La réforme de l’assurance chômage entrera partiellement en vigueur cet été

Le nouveau mode de calcul controversé de l'indemnisation des demandeurs d'emploi sera effectif à partir du 1er juillet. Les autres mesures prévues dans la réforme seront progressivement appliquées, suivant un calendrier qui prend fin à l'été 2022.

Un calcul controversé. Une partie de la réforme de l’assurance-chômage entrera en vigueur dès le 1er juillet, ont indiqué des syndicats à l’AFP, à l’issue d’une ultime séance de concertation avec le ministère du Travail ce mardi. Seul le nouveau mode de calcul de l’indemnisation des demandeurs d’emploi, mesure très controversée, est concerné par ce calendrier.

Le durcissement de l’ouverture des droits au chômage — il faudra avoir travaillé de quatre à six mois sur les 24 derniers — entrera en vigueur au plus tôt au 1er octobre. Il faudra que l’état du marché de l’emploi le permette, c’est-à-dire qu’il y ait à la fois une baisse du nombre de demandeurs d’emploi en catégorie A de 130.000 sur six mois et 2,7 millions d’embauches de plus d’un mois sur quatre mois. Deux conditions cumulatives qui seront appréciées à compter du 1er avril prochain. Quant aux bonus-malus sur les cotisations des entreprises, destinés à pénaliser le recours systématique aux contrats courts, il sera effectif à l’été 2022, après un an d’observation.

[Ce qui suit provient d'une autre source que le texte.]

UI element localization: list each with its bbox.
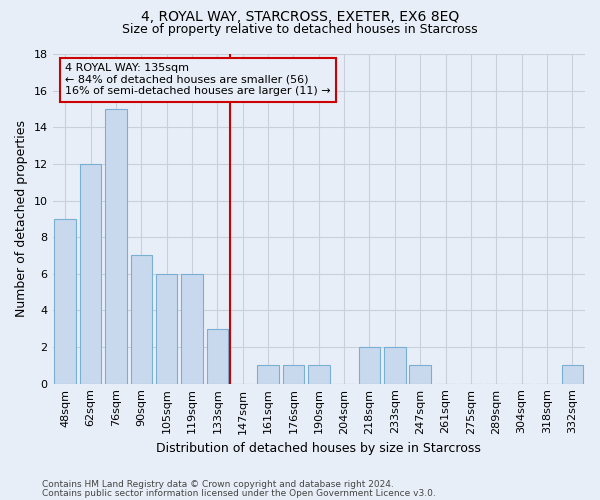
Text: Contains HM Land Registry data © Crown copyright and database right 2024.: Contains HM Land Registry data © Crown c…: [42, 480, 394, 489]
Bar: [409, 366, 431, 384]
Bar: [283, 366, 304, 384]
Bar: [359, 347, 380, 384]
Bar: [181, 274, 203, 384]
Text: Size of property relative to detached houses in Starcross: Size of property relative to detached ho…: [122, 22, 478, 36]
Bar: [55, 219, 76, 384]
Bar: [384, 347, 406, 384]
Bar: [80, 164, 101, 384]
Bar: [257, 366, 279, 384]
Text: Contains public sector information licensed under the Open Government Licence v3: Contains public sector information licen…: [42, 488, 436, 498]
Bar: [562, 366, 583, 384]
X-axis label: Distribution of detached houses by size in Starcross: Distribution of detached houses by size …: [157, 442, 481, 455]
Y-axis label: Number of detached properties: Number of detached properties: [15, 120, 28, 318]
Bar: [206, 328, 228, 384]
Bar: [156, 274, 178, 384]
Bar: [308, 366, 329, 384]
Bar: [105, 109, 127, 384]
Text: 4, ROYAL WAY, STARCROSS, EXETER, EX6 8EQ: 4, ROYAL WAY, STARCROSS, EXETER, EX6 8EQ: [141, 10, 459, 24]
Text: 4 ROYAL WAY: 135sqm
← 84% of detached houses are smaller (56)
16% of semi-detach: 4 ROYAL WAY: 135sqm ← 84% of detached ho…: [65, 63, 331, 96]
Bar: [131, 256, 152, 384]
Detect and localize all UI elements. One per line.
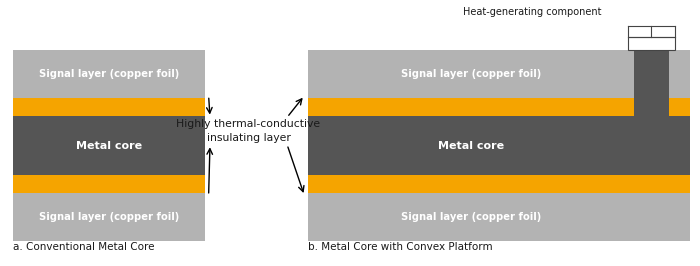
Bar <box>308 175 690 193</box>
Bar <box>308 193 690 241</box>
Bar <box>13 116 205 175</box>
Text: Heat-generating component: Heat-generating component <box>463 7 601 17</box>
Text: Signal layer (copper foil): Signal layer (copper foil) <box>38 69 179 79</box>
Bar <box>308 98 634 116</box>
Bar <box>13 50 205 98</box>
Bar <box>628 37 675 50</box>
Bar <box>668 98 690 116</box>
Text: Signal layer (copper foil): Signal layer (copper foil) <box>38 212 179 222</box>
Text: Metal core: Metal core <box>438 141 504 151</box>
Text: b. Metal Core with Convex Platform: b. Metal Core with Convex Platform <box>308 242 493 252</box>
Text: Highly thermal-conductive
insulating layer: Highly thermal-conductive insulating lay… <box>176 119 321 143</box>
Text: Signal layer (copper foil): Signal layer (copper foil) <box>401 69 541 79</box>
Bar <box>634 50 668 175</box>
Bar <box>308 50 690 98</box>
Text: Metal core: Metal core <box>76 141 142 151</box>
Bar <box>13 175 205 193</box>
Bar <box>308 116 690 175</box>
Text: a. Conventional Metal Core: a. Conventional Metal Core <box>13 242 154 252</box>
Bar <box>13 193 205 241</box>
Text: Signal layer (copper foil): Signal layer (copper foil) <box>401 212 541 222</box>
Bar <box>13 98 205 116</box>
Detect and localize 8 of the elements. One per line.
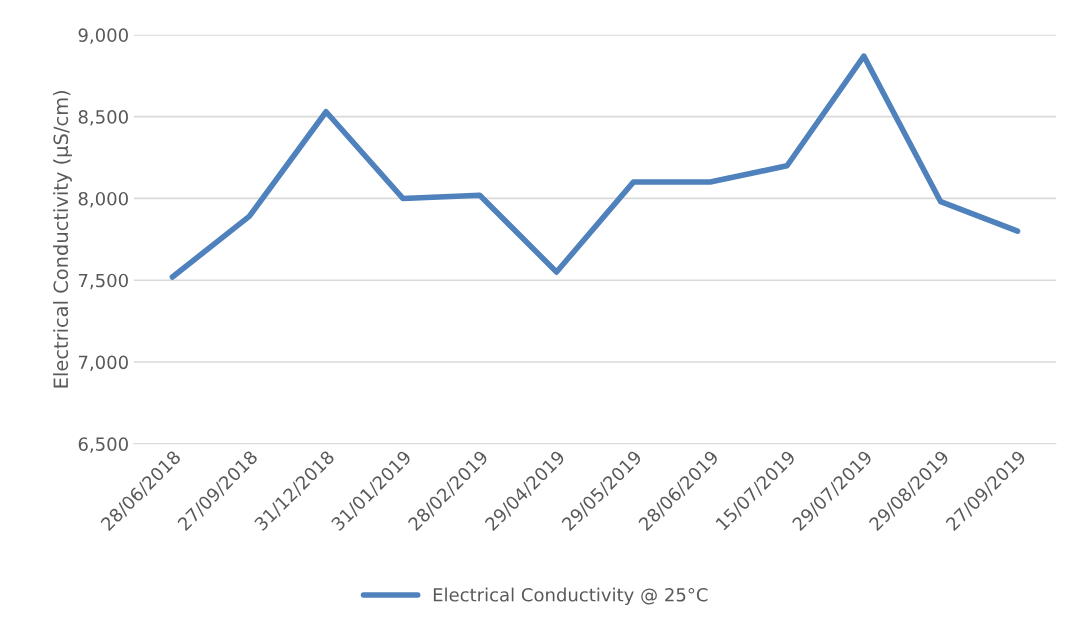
y-tick-label: 8,500 (78, 110, 128, 126)
legend-label: Electrical Conductivity @ 25°C (433, 587, 708, 606)
y-tick-label: 8,000 (78, 191, 128, 208)
y-axis-title: Electrical Conductivity (µS/cm) (53, 91, 72, 388)
y-tick-label: 7,500 (78, 273, 128, 290)
y-tick-label: 6,500 (78, 437, 128, 453)
y-tick-label: 7,000 (78, 355, 128, 371)
y-tick-label: 9,000 (78, 28, 128, 44)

Des économies qui ne passent pas

Côté syndicats, la réforme présentée mardi matin par la ministre du Travail Elisabeth Borne ne fait pas l’unanimité. Pour cause : les représentants syndicaux n’ont “pas obtenu gain de cause”, a estimé sur BFM Business Michel Beaugas, secrétaire confédéral Force ouvrière en charge de l’emploi et des retraites, évoquant “une réunion un peu tendue avec la ministre.”

Laurent Berger, secrétaire général de la CFDT, s’exprimant sur Twitter dans la foulée de la concertation, juge que si cette réforme est “moins dure que le projet initial”, “sa philosophie et ses impacts demeurent” et “elle reste injuste, anachronique, incohérente et déséquilibrée”. “Comment justifier 3 à 4 milliards d’euros d’économies sur le dos des demandeurs d’emploi dans la période actuelle ?”, interroge ainsi M. Berger. Ses critiques visent aussi le calendrier d’entrée en vigueur des mesures présenté par le gouvernement : “le bonus-malus limité à quelques secteurs ne touchera les entreprises que dans plus d’un an, alors que plus de 830000 demandeurs d’emploi verront la baisse de leurs allocations dès juillet 2021.”

Les “paramètres” changent, l’esprit reste

Décidée par l’exécutif en juillet 2019, la réforme visait à réaliser de 1 à 1.3 milliard d’économies par an, dans un marché de l’emploi alors dynamique. Du fait de la crise économique découlant de la crise sanitaire, le gouvernement a reporté à plusieurs reprises son application, se disant prêt à discuter des “paramètres” de la réforme, mais sans en abandonner l’esprit.

La plus grosse économie proviendra de la disposition la plus controversée : la modification du calcul du salaire journalier de référence, base de l’allocation. Pour convaincre, l’exécutif prône “un enjeu d’équité” car l’indemnisation est actuellement plus favorable aux personnes alternant contrats courts et inactivité qu’à celles travaillant en continu.